Saturday, June 26, 2010


I've got to say, I've really been digging listening to The Rolling Stones' classic Exile On Main Street over and over since the reissue came out. Tonight I watched Stones In Exile, the documentary about the album.

The doc was pretty cool, it was interesting to see footage of the era.  But you know Mick Jagger really isn't too into talking about it (in a recent interview he said he didn't know the point of it, other than getting paid, or something like that), and Charlie Watts really really isn't into talking about it. Keith Richards is cool with talking about whatever, but he didn't have any incredible insight, nor did former members Mick Taylor and Bill Wyman, although it was cool to see and hear them in the doc. My favorite parts were the interview segments with Bobby Keys, who played sax on the album (and still plays on their records and tours today). But I enjoyed the doc.

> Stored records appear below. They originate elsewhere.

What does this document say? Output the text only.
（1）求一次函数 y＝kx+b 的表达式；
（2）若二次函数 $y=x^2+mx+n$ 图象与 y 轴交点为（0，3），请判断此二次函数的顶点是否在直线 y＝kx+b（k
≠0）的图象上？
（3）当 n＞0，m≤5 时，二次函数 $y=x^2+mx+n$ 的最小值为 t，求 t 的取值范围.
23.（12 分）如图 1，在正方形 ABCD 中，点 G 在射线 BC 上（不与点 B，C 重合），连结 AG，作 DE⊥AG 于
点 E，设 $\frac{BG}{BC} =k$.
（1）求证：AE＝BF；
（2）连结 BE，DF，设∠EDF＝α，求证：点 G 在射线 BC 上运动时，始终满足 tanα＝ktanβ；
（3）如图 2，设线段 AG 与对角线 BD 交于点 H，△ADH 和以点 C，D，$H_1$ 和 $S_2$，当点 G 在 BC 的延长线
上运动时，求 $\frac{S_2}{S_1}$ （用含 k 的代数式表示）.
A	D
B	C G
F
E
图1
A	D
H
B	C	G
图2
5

What I loved about the DVD though, was a bonus feature with extended interviews with "Exile fans": Jack White, Sheryl Crow, Liz Phair, and Caleb Followill from Kings Of Leon, as well as Martin Scorsese and Don Was.   I used to do interviews with rock stars, and I often was more interested in talking about things other than themselves - especially music that really, really meant a lot to them. Whoever did these interviews, I was definitely envious of, because these were the types of conversations I loved, back in the day. It was fascinating to see what Exile meant to these folks: to Jack White, it was an album that could confound rock critics, they could no longer box the Stones in. To Sheryl Crow, it was how they looked at the place where she was from, the south. is one of the most proudly modern and commercial artists - but he likes the fact that it is an entire body of work, and part of a greater continuum of work, and one that isn't reliant on having hit singles.  It's the "cool" album to like, because it isn't as well known. Followill, the son of a preacher man, thought it sounded like the devil's music, and loved it. Don Was, an artist and producer (who has produced The Stones' records of the past 15 years) can't figure out what is on the essence of the album (which I'm sure some critics will have field day with).  And Liz Phair, as her fans know, has a pretty complex relationship with this particular record. Maybe the doc will get some Stones fans to pick up her debut, the classic Exile In Guyville. I know Mick, Keith and Charlie exec-produced the doc, but I would think that they might be weirded out by all of the things that everybody said about the album - not just Liz (but especially Liz!).

A cynic could say that they selected the artists they interviewed for marketing purposes, but I take a different point of view.  Through these interviews, you really see why the album, and the band is so relevant today. I give the main doc a B but this feature an A.